Lately, Butterbean, my 18-month old daughter, has been toddling around the house clutching crayons in her tiny fists, yelling at the top of her lungs, “draw! draw! draw!”. She grabs my hand, pulls me to the cardboard box we cut up for her to draw on on the floor, then shoves a crayon in my hand, and commands me to “co!” (color), as she starts scribbling.
When I’m working on my computer, she’ll bang on the door to my studio saying, “mum, mum,” until I open the door. She then runs past me, climbs into my chair, grabs the Apple pencil and—so excited by then she’s practically panting”—points to the iPad shouting, “draw, draw!” until I set her up with a blank document in Procreate.
If we’re outside, she runs full-speed to the front porch shouting, “chalk! chalk!” and then becomes engrossed in decorating the driveway with bright colors.
As you can imagine, I am delighted by all of this.
I’ll be real—I have a hard time balancing art, work, and parenting. I feel this deep, visceral need to be around Butterbean. But I also know, intellectually, that it’s important for parents to continue to have passions, interests, and time away from their children. For me and her.
And you know… there’s also that money thing, too.
Becoming a mom has changed me in many ways. I think about it a lot, but I haven’t been able to formulate it all into cohesive thoughts and words yet.
But the one thing I know for sure, is that Butterbean reminds me every day to just enjoy things.
She reminds me to look up at the planes flying in the sky, look down at rocks glittering in the driveway, get dirty and sandy in the sandbox, and stop everything to listen to the birds signing in the trees. She is so aware of everything.
And she is always in the present moment. She is overjoyed when eating a box of raisins and thrilled when coloring with cheap, broken crayons on a piece of cardboard.
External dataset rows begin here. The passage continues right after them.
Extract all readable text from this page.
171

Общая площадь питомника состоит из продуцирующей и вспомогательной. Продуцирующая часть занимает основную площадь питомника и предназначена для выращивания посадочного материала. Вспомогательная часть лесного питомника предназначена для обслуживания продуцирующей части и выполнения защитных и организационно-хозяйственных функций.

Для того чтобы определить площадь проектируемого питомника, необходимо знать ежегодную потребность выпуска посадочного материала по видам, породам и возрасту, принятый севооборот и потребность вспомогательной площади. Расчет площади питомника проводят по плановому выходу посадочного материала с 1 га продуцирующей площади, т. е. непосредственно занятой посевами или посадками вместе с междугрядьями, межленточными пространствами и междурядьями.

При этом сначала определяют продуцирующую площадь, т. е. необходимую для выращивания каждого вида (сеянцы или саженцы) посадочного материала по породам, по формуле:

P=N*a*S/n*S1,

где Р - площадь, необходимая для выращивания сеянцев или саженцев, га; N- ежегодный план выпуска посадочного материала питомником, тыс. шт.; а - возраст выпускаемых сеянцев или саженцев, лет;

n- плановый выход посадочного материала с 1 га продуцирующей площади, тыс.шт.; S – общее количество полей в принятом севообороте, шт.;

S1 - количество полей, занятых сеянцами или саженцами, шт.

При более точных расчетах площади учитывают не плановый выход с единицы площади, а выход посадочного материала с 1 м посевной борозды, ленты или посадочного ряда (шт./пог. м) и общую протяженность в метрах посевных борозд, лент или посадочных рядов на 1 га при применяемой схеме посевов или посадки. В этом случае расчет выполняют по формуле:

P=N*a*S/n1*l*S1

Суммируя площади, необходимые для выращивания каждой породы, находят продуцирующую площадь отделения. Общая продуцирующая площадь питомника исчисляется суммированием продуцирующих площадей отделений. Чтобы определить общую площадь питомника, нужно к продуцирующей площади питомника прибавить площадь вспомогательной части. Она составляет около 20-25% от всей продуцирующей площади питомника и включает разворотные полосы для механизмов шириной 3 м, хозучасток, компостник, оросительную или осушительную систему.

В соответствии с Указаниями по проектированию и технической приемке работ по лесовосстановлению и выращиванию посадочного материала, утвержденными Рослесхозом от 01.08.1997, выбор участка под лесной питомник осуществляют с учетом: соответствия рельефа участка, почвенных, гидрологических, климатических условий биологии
I am, career-wise, in the midst of making one big, final push to try to make this all work. Some days, I get so overwhelmed with the pressure and the hustle and the feeling that I’m always at the bottom of a very steep hill.
It’s so easy to get swept up in the chaos of what needs to be done—looming deadlines, endless streams of emails, infinite requests to respond to and problems to solve—that I begin to wonder… what’s the point of it all? Why am I doing this?
And somehow at that moment, as I’m on the cusp of quitting, Butterbean appears next to me, looking up at me with her big eyes full of hope, half-whispering “mum”, as she holds a crayon up in the air.
Experiencing drawing through the eyes of my child reminds me why I do any of this at all. I do it because I believe in the power of art. The importance of personal expression. The child-like joy that drawing brings to my life. And that maybe, just maybe, I can help other people rediscover that joy in their life too.
Butterbean reminds me to pause and zoom out. To pull my head out of the future and come back to the present moment. To remember how truly lucky I am, right now.
I struggle with things, of course. We all do. There will always be more hills to climb.
But Butterbean reminds me, again and again, that life is good. That today is a beautiful day and we should enjoy it. And that, right now, it would be so lovely to just draw.